Does the EAT Card cost anything to use?
No. There are no participation fees and no donation is required. Purchases cost the same as they would on any other card. The 2% comes from card fees merchants already pay, not from your wallet.
Does the EAT Card offer cash back?
Yes. Through the GetKard rewards partnership, the card offers up to 15% cash back plus points at participating retailers like Walmart and DoorDash. Offers vary. Your rewards are separate from the cause funding, so you keep every point while every swipe helps end hunger.

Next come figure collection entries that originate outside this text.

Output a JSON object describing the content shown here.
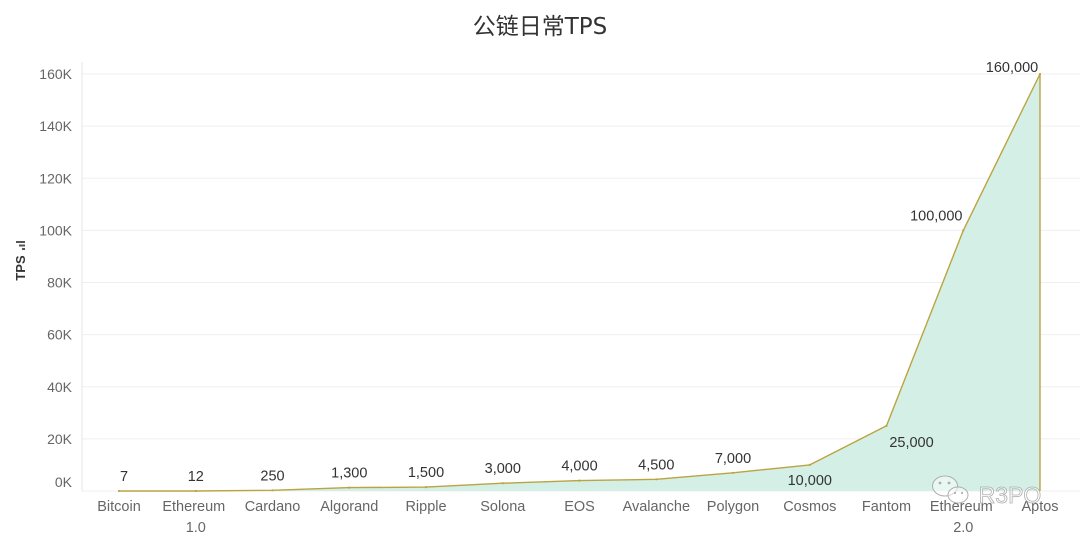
{
  "chart_data": {
    "type": "area",
    "title": "公链日常TPS",
    "xlabel": "",
    "ylabel": "TPS",
    "categories": [
      "Bitcoin",
      "Ethereum 1.0",
      "Cardano",
      "Algorand",
      "Ripple",
      "Solona",
      "EOS",
      "Avalanche",
      "Polygon",
      "Cosmos",
      "Fantom",
      "Ethereum 2.0",
      "Aptos"
    ],
    "values": [
      7,
      12,
      250,
      1300,
      1500,
      3000,
      4000,
      4500,
      7000,
      10000,
      25000,
      100000,
      160000
    ],
    "data_labels": [
      "7",
      "12",
      "250",
      "1,300",
      "1,500",
      "3,000",
      "4,000",
      "4,500",
      "7,000",
      "10,000",
      "25,000",
      "100,000",
      "160,000"
    ],
    "ylim": [
      0,
      160000
    ],
    "y_ticks": [
      0,
      20000,
      40000,
      60000,
      80000,
      100000,
      120000,
      140000,
      160000
    ],
    "y_tick_labels": [
      "0K",
      "20K",
      "40K",
      "60K",
      "80K",
      "100K",
      "120K",
      "140K",
      "160K"
    ],
    "grid": true,
    "legend": "none",
    "colors": {
      "line": "#bba440",
      "fill": "#d4efe5"
    }
  },
  "axis_icons": {
    "ylabel_icon": "sort-bars-icon"
  },
  "watermark": {
    "text": "R3PO",
    "icon": "wechat-icon"
  }
}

Is the EAT Card a crypto debit card?
No. It works like a regular Visa debit card. You load funds through a standard ACH transfer from a linked US bank account, and the card supports Apple Pay.
Who issues the EAT Card?
The EAT Card is issued by i3 Bank, Member FDIC, under a license from Visa U.S.A. Inc. Funds are held at i3 Bank, and the app includes instant card lock and real-time purchase alerts.
Is there an EAT Card for businesses?
Yes, one is on the way. WYDE is partnering with Crowded, a fintech platform for nonprofits, on an EAT debit card for businesses. Crowded handles payment processing, fraud protection, and card management, and a share of the fees on each business purchase helps fund hunger relief.